Oh my god. I literally wanted to finish this book as soon as possible because it was such a tough read. I cried and now I'm struggling to not start again. I've learned so much about him and I was surprised to know that a couple of things I knew about him were actually fake I know he surely had a good life, he said so himself, but I couldn't help not feeling him bad for him considering how much he suffered. But I'm sure he'd be happy to know that he's still an icon to this day.
After watching Hollywood on Netflix. I was inspired to read this book which I've had on my personal shelf since it came out. I thoroughly enjoyed reading the book but couldn't help but be sad for this man having to hide his personal life for his entire career. I wonder how I would have felt reading this when it actually came out?
A fairly straightforward biography that started with interesting history but then finished mostly with a heavy focus on the star’s sex life so if the intention was to offer a humanizing balanced perspective on a icon’s life, it got sadly lost in the salacious easy stuff that “his story” probably hoped to counter.
I really enjoyed this book about Rock Hudson, it had so much detail about such an interesting man that I found it hard to put down. Not only did I not want the book to end, but I found myself in tears when it did.
Great reading about Hollywood names. Rock didn't really write anything, Sara Davidson does a good job putting all of the facts together . . . but I'm sad to say, it kind of ruined my opinion of him. Doesn't seem like he was really that nice of a man. I'm sad.

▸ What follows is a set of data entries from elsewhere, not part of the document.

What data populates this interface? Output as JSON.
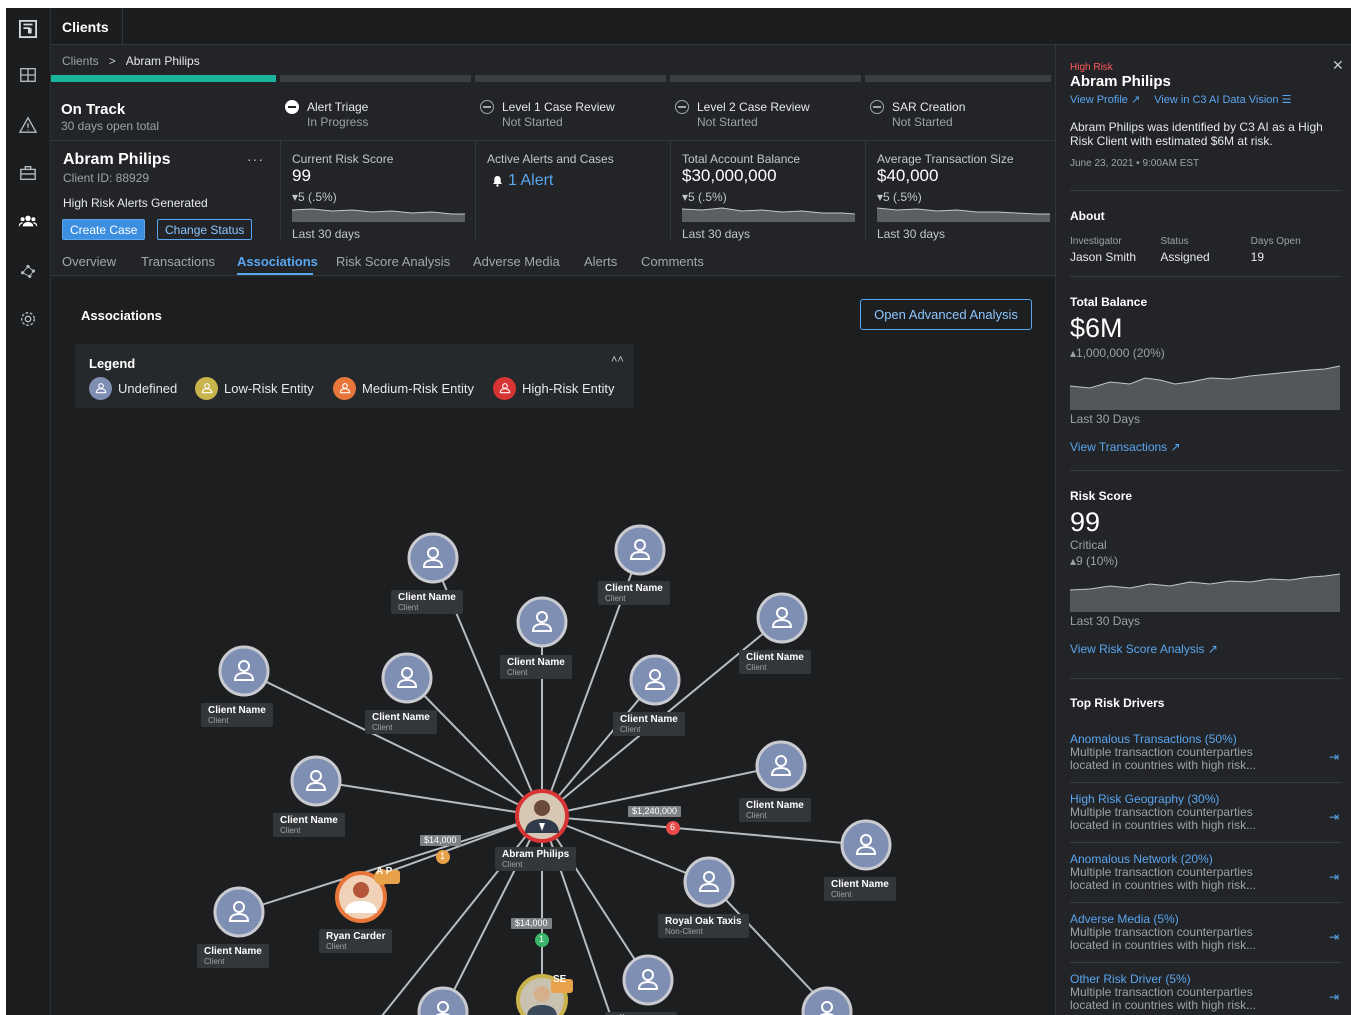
{
  "app": {
    "tab_title": "Clients"
  },
  "breadcrumb": {
    "root": "Clients",
    "separator": ">",
    "current": "Abram Philips"
  },
  "workflow": {
    "status_title": "On Track",
    "status_sub": "30 days open total",
    "steps": [
      {
        "title": "Alert Triage",
        "status": "In Progress"
      },
      {
        "title": "Level 1 Case Review",
        "status": "Not Started"
      },
      {
        "title": "Level 2 Case Review",
        "status": "Not Started"
      },
      {
        "title": "SAR Creation",
        "status": "Not Started"
      }
    ]
  },
  "client": {
    "name": "Abram Philips",
    "id": "Client ID: 88929",
    "more": "···",
    "alerts_generated": "High Risk Alerts Generated",
    "create_case": "Create Case",
    "change_status": "Change Status"
  },
  "metrics": {
    "risk": {
      "label": "Current Risk Score",
      "value": "99",
      "change": "▾5 (.5%)",
      "period": "Last 30 days"
    },
    "alerts": {
      "label": "Active Alerts and Cases",
      "value": "1 Alert"
    },
    "balance": {
      "label": "Total Account Balance",
      "value": "$30,000,000",
      "change": "▾5 (.5%)",
      "period": "Last 30 days"
    },
    "avg_txn": {
      "label": "Average Transaction Size",
      "value": "$40,000",
      "change": "▾5 (.5%)",
      "period": "Last 30 days"
    }
  },
  "tabs": [
    "Overview",
    "Transactions",
    "Associations",
    "Risk Score Analysis",
    "Adverse Media",
    "Alerts",
    "Comments"
  ],
  "associations": {
    "title": "Associations",
    "advanced_button": "Open Advanced Analysis",
    "legend_title": "Legend",
    "legend_items": [
      "Undefined",
      "Low-Risk Entity",
      "Medium-Risk Entity",
      "High-Risk Entity"
    ],
    "legend_colors": [
      "#7f8fb3",
      "#c8b44a",
      "#e8763a",
      "#d83434"
    ],
    "center": {
      "name": "Abram Philips",
      "kind": "Client"
    },
    "generic_name": "Client Name",
    "generic_kind": "Client",
    "ryan": {
      "name": "Ryan Carder",
      "kind": "Client",
      "badge": "A P"
    },
    "royal": {
      "name": "Royal Oak Taxis",
      "kind": "Non-Client"
    },
    "se_badge": "SE",
    "amounts": [
      "$1,240,000",
      "$14,000",
      "$14,000"
    ],
    "edge_counts": [
      "6",
      "1",
      "1"
    ]
  },
  "side": {
    "risk_tag": "High Risk",
    "name": "Abram Philips",
    "link_profile": "View Profile",
    "link_vision": "View in C3 AI Data Vision",
    "description": "Abram Philips was identified by C3 AI as a High Risk Client with estimated $6M at risk.",
    "date": "June 23, 2021 • 9:00AM EST",
    "about_title": "About",
    "about": [
      {
        "k": "Investigator",
        "v": "Jason Smith"
      },
      {
        "k": "Status",
        "v": "Assigned"
      },
      {
        "k": "Days Open",
        "v": "19"
      }
    ],
    "balance_title": "Total Balance",
    "balance_value": "$6M",
    "balance_change": "▴1,000,000 (20%)",
    "balance_period": "Last 30 Days",
    "view_transactions": "View Transactions",
    "risk_title": "Risk Score",
    "risk_value": "99",
    "risk_level": "Critical",
    "risk_change": "▴9 (10%)",
    "risk_period": "Last 30 Days",
    "view_risk": "View Risk Score Analysis",
    "drivers_title": "Top Risk Drivers",
    "drivers": [
      {
        "title": "Anomalous Transactions (50%)",
        "desc": "Multiple transaction counterparties located in countries with high risk..."
      },
      {
        "title": "High Risk Geography (30%)",
        "desc": "Multiple transaction counterparties located in countries with high risk..."
      },
      {
        "title": "Anomalous Network (20%)",
        "desc": "Multiple transaction counterparties located in countries with high risk..."
      },
      {
        "title": "Adverse Media (5%)",
        "desc": "Multiple transaction counterparties located in countries with high risk..."
      },
      {
        "title": "Other Risk Driver (5%)",
        "desc": "Multiple transaction counterparties located in countries with high risk..."
      }
    ]
  }
}
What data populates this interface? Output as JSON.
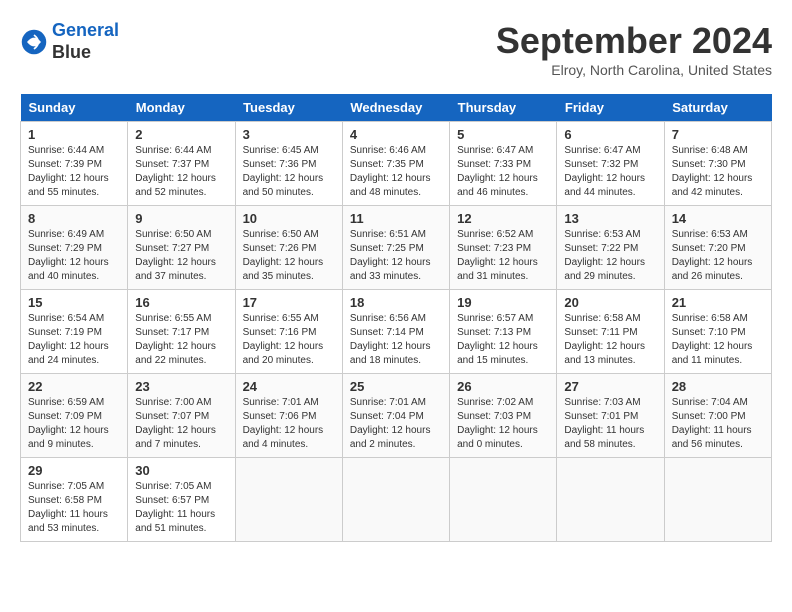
{
  "header": {
    "logo_line1": "General",
    "logo_line2": "Blue",
    "month": "September 2024",
    "location": "Elroy, North Carolina, United States"
  },
  "days_of_week": [
    "Sunday",
    "Monday",
    "Tuesday",
    "Wednesday",
    "Thursday",
    "Friday",
    "Saturday"
  ],
  "weeks": [
    [
      {
        "num": "1",
        "rise": "6:44 AM",
        "set": "7:39 PM",
        "hours": "12",
        "mins": "55"
      },
      {
        "num": "2",
        "rise": "6:44 AM",
        "set": "7:37 PM",
        "hours": "12",
        "mins": "52"
      },
      {
        "num": "3",
        "rise": "6:45 AM",
        "set": "7:36 PM",
        "hours": "12",
        "mins": "50"
      },
      {
        "num": "4",
        "rise": "6:46 AM",
        "set": "7:35 PM",
        "hours": "12",
        "mins": "48"
      },
      {
        "num": "5",
        "rise": "6:47 AM",
        "set": "7:33 PM",
        "hours": "12",
        "mins": "46"
      },
      {
        "num": "6",
        "rise": "6:47 AM",
        "set": "7:32 PM",
        "hours": "12",
        "mins": "44"
      },
      {
        "num": "7",
        "rise": "6:48 AM",
        "set": "7:30 PM",
        "hours": "12",
        "mins": "42"
      }
    ],
    [
      {
        "num": "8",
        "rise": "6:49 AM",
        "set": "7:29 PM",
        "hours": "12",
        "mins": "40"
      },
      {
        "num": "9",
        "rise": "6:50 AM",
        "set": "7:27 PM",
        "hours": "12",
        "mins": "37"
      },
      {
        "num": "10",
        "rise": "6:50 AM",
        "set": "7:26 PM",
        "hours": "12",
        "mins": "35"
      },
      {
        "num": "11",
        "rise": "6:51 AM",
        "set": "7:25 PM",
        "hours": "12",
        "mins": "33"
      },
      {
        "num": "12",
        "rise": "6:52 AM",
        "set": "7:23 PM",
        "hours": "12",
        "mins": "31"
      },
      {
        "num": "13",
        "rise": "6:53 AM",
        "set": "7:22 PM",
        "hours": "12",
        "mins": "29"
      },
      {
        "num": "14",
        "rise": "6:53 AM",
        "set": "7:20 PM",
        "hours": "12",
        "mins": "26"
      }
    ],
    [
      {
        "num": "15",
        "rise": "6:54 AM",
        "set": "7:19 PM",
        "hours": "12",
        "mins": "24"
      },
      {
        "num": "16",
        "rise": "6:55 AM",
        "set": "7:17 PM",
        "hours": "12",
        "mins": "22"
      },
      {
        "num": "17",
        "rise": "6:55 AM",
        "set": "7:16 PM",
        "hours": "12",
        "mins": "20"
      },
      {
        "num": "18",
        "rise": "6:56 AM",
        "set": "7:14 PM",
        "hours": "12",
        "mins": "18"
      },
      {
        "num": "19",
        "rise": "6:57 AM",
        "set": "7:13 PM",
        "hours": "12",
        "mins": "15"
      },
      {
        "num": "20",
        "rise": "6:58 AM",
        "set": "7:11 PM",
        "hours": "12",
        "mins": "13"
      },
      {
        "num": "21",
        "rise": "6:58 AM",
        "set": "7:10 PM",
        "hours": "12",
        "mins": "11"
      }
    ],
    [
      {
        "num": "22",
        "rise": "6:59 AM",
        "set": "7:09 PM",
        "hours": "12",
        "mins": "9"
      },
      {
        "num": "23",
        "rise": "7:00 AM",
        "set": "7:07 PM",
        "hours": "12",
        "mins": "7"
      },
      {
        "num": "24",
        "rise": "7:01 AM",
        "set": "7:06 PM",
        "hours": "12",
        "mins": "4"
      },
      {
        "num": "25",
        "rise": "7:01 AM",
        "set": "7:04 PM",
        "hours": "12",
        "mins": "2"
      },
      {
        "num": "26",
        "rise": "7:02 AM",
        "set": "7:03 PM",
        "hours": "12",
        "mins": "0"
      },
      {
        "num": "27",
        "rise": "7:03 AM",
        "set": "7:01 PM",
        "hours": "11",
        "mins": "58"
      },
      {
        "num": "28",
        "rise": "7:04 AM",
        "set": "7:00 PM",
        "hours": "11",
        "mins": "56"
      }
    ],
    [
      {
        "num": "29",
        "rise": "7:05 AM",
        "set": "6:58 PM",
        "hours": "11",
        "mins": "53"
      },
      {
        "num": "30",
        "rise": "7:05 AM",
        "set": "6:57 PM",
        "hours": "11",
        "mins": "51"
      },
      null,
      null,
      null,
      null,
      null
    ]
  ]
}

La vida de Rock Hudson es muy interesante de leer, pero la forma en que está escrito el libro lo hace un poco confuso. Aún así es totalmente recomendable.
A good book about the private life of Rock Hudson and his battle with AIDS. It is not known how he got the virus but it was probably from a blood transfusion from his quadruple by pass.
An entertaining read. So much information I did not previously know. I had fun watching many of the wonderful films discussed in the text. An interesting, complicated, and handsome man!